# Sound system for USA Mighty Moe Loco



## mcappola (Oct 26, 2010)

Is there a good (by that I mean quality at a reasonable price) sound system that can be installed in a USA Trains Mighty Moe locomotive?


----------



## Treeman (Jan 6, 2008)

Many of us like Phoenix, not cheap.


----------



## Greg Elmassian (Jan 3, 2008)

The danger is that "good" and "reasonable price" are subjective, not objective terms. 

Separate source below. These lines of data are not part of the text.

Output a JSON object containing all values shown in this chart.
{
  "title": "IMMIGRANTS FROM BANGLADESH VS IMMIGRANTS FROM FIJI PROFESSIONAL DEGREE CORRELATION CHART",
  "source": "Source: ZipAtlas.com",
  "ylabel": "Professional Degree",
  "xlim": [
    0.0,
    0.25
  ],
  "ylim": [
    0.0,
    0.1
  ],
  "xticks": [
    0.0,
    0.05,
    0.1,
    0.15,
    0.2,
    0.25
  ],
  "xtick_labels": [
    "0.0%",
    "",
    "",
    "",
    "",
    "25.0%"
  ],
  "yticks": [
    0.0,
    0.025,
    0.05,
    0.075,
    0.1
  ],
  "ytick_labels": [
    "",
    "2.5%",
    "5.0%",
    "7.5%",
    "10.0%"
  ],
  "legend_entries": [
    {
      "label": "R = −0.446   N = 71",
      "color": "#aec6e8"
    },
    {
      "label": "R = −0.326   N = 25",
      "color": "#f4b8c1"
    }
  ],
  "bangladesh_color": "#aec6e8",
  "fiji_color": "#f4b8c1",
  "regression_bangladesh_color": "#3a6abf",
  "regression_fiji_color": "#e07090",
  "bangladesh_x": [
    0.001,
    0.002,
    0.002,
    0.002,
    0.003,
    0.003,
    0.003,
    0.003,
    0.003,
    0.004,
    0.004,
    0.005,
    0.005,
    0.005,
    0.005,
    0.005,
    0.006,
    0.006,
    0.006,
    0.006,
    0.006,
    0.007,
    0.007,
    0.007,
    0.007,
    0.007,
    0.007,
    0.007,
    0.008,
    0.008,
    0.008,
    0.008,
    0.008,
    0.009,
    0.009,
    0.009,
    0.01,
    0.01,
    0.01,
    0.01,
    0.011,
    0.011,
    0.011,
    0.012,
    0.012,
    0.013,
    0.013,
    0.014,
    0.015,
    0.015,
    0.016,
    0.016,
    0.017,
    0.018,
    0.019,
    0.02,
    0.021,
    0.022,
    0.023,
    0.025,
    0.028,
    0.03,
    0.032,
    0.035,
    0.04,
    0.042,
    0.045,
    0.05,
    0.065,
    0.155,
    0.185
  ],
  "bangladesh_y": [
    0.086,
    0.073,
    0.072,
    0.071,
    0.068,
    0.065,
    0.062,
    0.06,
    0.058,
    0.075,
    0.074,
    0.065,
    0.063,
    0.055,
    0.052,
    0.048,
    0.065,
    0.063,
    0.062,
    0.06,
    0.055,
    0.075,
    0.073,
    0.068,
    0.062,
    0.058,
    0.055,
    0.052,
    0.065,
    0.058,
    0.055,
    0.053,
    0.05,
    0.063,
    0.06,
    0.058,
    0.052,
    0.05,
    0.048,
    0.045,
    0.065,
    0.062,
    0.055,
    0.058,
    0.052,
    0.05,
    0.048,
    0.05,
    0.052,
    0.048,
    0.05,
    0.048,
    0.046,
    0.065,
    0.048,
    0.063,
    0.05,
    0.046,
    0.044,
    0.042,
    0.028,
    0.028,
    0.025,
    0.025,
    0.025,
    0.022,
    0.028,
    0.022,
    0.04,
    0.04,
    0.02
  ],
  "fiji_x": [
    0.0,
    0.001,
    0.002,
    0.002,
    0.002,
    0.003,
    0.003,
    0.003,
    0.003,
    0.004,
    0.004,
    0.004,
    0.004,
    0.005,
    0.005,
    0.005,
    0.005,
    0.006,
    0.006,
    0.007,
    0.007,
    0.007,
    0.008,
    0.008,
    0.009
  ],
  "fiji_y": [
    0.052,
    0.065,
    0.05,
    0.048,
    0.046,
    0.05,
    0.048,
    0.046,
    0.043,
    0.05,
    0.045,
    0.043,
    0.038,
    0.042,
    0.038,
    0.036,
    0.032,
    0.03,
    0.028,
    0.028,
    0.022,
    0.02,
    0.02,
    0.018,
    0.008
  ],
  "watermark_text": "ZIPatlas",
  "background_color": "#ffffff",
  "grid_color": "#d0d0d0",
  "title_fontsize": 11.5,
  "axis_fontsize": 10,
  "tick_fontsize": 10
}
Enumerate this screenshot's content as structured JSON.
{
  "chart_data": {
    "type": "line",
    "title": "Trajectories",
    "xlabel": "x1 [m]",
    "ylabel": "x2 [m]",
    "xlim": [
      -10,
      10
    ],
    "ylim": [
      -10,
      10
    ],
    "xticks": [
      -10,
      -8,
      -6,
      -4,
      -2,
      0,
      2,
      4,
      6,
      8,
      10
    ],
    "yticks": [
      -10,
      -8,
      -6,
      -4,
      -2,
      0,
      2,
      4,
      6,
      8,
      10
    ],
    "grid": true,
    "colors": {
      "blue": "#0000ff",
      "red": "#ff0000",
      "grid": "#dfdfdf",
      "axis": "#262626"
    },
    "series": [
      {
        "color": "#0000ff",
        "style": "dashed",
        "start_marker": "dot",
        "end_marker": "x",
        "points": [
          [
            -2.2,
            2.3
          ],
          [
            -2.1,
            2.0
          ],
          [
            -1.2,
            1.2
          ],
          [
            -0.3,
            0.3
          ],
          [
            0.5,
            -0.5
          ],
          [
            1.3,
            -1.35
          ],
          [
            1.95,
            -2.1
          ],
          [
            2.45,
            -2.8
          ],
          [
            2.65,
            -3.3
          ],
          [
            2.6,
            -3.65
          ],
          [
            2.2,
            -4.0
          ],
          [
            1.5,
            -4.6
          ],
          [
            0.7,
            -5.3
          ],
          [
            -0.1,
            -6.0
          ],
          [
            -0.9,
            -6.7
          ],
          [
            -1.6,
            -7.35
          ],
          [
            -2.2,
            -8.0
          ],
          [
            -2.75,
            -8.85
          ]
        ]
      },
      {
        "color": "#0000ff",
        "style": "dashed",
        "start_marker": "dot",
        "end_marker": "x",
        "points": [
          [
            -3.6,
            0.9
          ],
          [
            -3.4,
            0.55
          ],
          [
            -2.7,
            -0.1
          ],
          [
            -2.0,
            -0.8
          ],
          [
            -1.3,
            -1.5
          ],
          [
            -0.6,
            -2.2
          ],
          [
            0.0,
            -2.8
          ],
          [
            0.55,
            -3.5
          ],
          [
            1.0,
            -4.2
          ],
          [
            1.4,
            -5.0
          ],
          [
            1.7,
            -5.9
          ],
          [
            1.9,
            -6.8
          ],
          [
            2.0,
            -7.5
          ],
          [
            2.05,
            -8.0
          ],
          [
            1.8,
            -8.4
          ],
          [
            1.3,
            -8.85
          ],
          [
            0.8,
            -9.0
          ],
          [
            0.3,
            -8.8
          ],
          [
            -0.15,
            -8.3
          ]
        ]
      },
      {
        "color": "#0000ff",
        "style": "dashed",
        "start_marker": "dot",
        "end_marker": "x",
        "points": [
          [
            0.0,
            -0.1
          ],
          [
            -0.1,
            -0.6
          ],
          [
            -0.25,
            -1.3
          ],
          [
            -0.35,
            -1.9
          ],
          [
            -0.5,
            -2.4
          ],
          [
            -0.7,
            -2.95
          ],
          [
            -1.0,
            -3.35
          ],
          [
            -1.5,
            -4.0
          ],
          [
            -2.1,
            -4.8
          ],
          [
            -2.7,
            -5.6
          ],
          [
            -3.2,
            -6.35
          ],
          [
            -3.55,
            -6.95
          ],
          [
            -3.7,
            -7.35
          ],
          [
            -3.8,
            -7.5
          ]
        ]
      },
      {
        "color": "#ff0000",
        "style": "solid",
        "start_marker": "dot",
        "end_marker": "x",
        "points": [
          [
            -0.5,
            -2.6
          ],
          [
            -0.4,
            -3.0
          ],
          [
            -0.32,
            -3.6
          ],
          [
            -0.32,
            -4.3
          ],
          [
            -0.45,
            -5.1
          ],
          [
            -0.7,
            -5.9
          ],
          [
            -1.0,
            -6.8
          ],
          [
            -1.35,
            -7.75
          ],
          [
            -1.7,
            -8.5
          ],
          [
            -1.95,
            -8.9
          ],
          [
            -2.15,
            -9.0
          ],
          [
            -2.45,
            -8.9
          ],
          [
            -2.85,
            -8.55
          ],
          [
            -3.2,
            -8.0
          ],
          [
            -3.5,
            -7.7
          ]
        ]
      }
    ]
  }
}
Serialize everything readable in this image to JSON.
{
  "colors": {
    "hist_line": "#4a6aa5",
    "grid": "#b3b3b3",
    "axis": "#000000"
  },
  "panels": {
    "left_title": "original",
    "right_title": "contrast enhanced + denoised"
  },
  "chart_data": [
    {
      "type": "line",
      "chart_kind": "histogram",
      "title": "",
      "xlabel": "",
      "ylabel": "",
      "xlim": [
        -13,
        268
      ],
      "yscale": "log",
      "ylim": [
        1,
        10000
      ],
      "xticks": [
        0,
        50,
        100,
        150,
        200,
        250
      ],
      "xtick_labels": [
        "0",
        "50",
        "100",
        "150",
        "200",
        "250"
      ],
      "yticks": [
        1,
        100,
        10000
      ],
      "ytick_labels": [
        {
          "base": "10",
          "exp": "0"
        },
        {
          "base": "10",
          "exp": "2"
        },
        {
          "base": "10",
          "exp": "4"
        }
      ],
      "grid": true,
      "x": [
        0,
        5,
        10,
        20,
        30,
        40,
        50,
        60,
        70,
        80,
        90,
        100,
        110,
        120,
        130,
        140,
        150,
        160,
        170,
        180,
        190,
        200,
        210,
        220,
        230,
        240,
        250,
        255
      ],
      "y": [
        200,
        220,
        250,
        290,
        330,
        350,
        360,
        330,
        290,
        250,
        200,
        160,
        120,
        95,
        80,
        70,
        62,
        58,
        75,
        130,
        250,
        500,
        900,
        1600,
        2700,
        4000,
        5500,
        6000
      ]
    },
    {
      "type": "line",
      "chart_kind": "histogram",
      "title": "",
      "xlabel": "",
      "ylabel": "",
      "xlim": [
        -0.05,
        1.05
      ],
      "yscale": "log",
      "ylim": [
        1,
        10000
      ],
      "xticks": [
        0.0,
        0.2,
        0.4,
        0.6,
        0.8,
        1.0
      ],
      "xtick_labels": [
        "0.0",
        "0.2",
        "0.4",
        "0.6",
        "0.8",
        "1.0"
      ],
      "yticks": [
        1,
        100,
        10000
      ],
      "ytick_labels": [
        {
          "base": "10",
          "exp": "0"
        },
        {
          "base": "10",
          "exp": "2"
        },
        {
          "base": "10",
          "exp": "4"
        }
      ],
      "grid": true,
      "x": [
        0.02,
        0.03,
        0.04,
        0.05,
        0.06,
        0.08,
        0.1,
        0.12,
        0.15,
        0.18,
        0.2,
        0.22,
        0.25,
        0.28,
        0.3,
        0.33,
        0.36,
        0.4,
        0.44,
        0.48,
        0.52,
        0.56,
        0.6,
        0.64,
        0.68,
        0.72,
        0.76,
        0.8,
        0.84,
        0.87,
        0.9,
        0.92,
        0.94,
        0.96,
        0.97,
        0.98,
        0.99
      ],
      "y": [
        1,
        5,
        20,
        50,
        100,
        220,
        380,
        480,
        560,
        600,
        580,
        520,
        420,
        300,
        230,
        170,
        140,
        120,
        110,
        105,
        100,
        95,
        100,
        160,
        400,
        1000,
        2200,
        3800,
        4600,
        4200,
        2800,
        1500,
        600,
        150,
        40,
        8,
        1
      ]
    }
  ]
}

Best to put up your budget, and then you can choose what is available in your price range. 

Greg


----------



## mcappola (Oct 26, 2010)

I have no idea what a sound system goes for. I have one installed in a PIKO Saddleback that was specifically designed for that model. So I guess the best answer I can give you is to ask the price for one designed for a Mighty Moe, if there is one. Sorry to hedge but I don't want to sound cheap if i put in a cost that is unreasonably low.


----------



## Garratt (Sep 15, 2012)

Here is a budget one. A bit nasty though but it will give you an idea of what you may or may not want. Depends on what you want to spend.

Ebay diesel sound $36 
Website and sample sounds 


Andrew


----------



## mcappola (Oct 26, 2010)

Thanks for the info, It sounds a bit "Tinny" but that at least gives me a ballpark figure from which to start at.


----------



## Dan Pierce (Jan 2, 2008)

You do get what you pay for in sound. The more you spend the more you get. 

And there are sound only units like the Dallee(not a DCC decoder) and Phoenix(is DC and DCC). 

Then there are the DCC full feature decoders with motor/light/sound control and at a lower cost than the Phoenix. 
Many of these can be programmed by the seller to run on DC systems and DCC systems 

Look at the high end where the DCC decoders (and Phoenix) can be programmed with a new sound (switch form steam to diesel with new libraries). 

PS A good speaker with baffling can sound good even on a low cost sound unit. Never allow the sound from the rear of a speaker to mix with the sound from the front, kills the lower frequencies and makes the sound very tinny. 

And look at what sounds are available from the manufacturers for present and future needs.


----------



## East Broad Top (Dec 29, 2007)

Depends on how "true" you want the sound to be. If you want to capture every prototypical whine, knock, and rumble of the prototype, then you're looking at one of the digital sound boards ($100 for the Dallee up to $200ish for the Phoeinx already mentioned.) If you want something that's indicative of the prototype, though not necessarily accurate for a specific engine, then something like the MyLocoSound board will work ($70). I've got the MyLocoSound board in a Bachmann Davenport my kids run; they're perfectly happy with it, as am I for something that makes a generally-representative sound of an internal-combustion engine. My 40-ton Center Cab has a QSI Titan board ($200) in it for DCC sound and motor control because I want it to run and sound like the prototype. 

Later, 

K


----------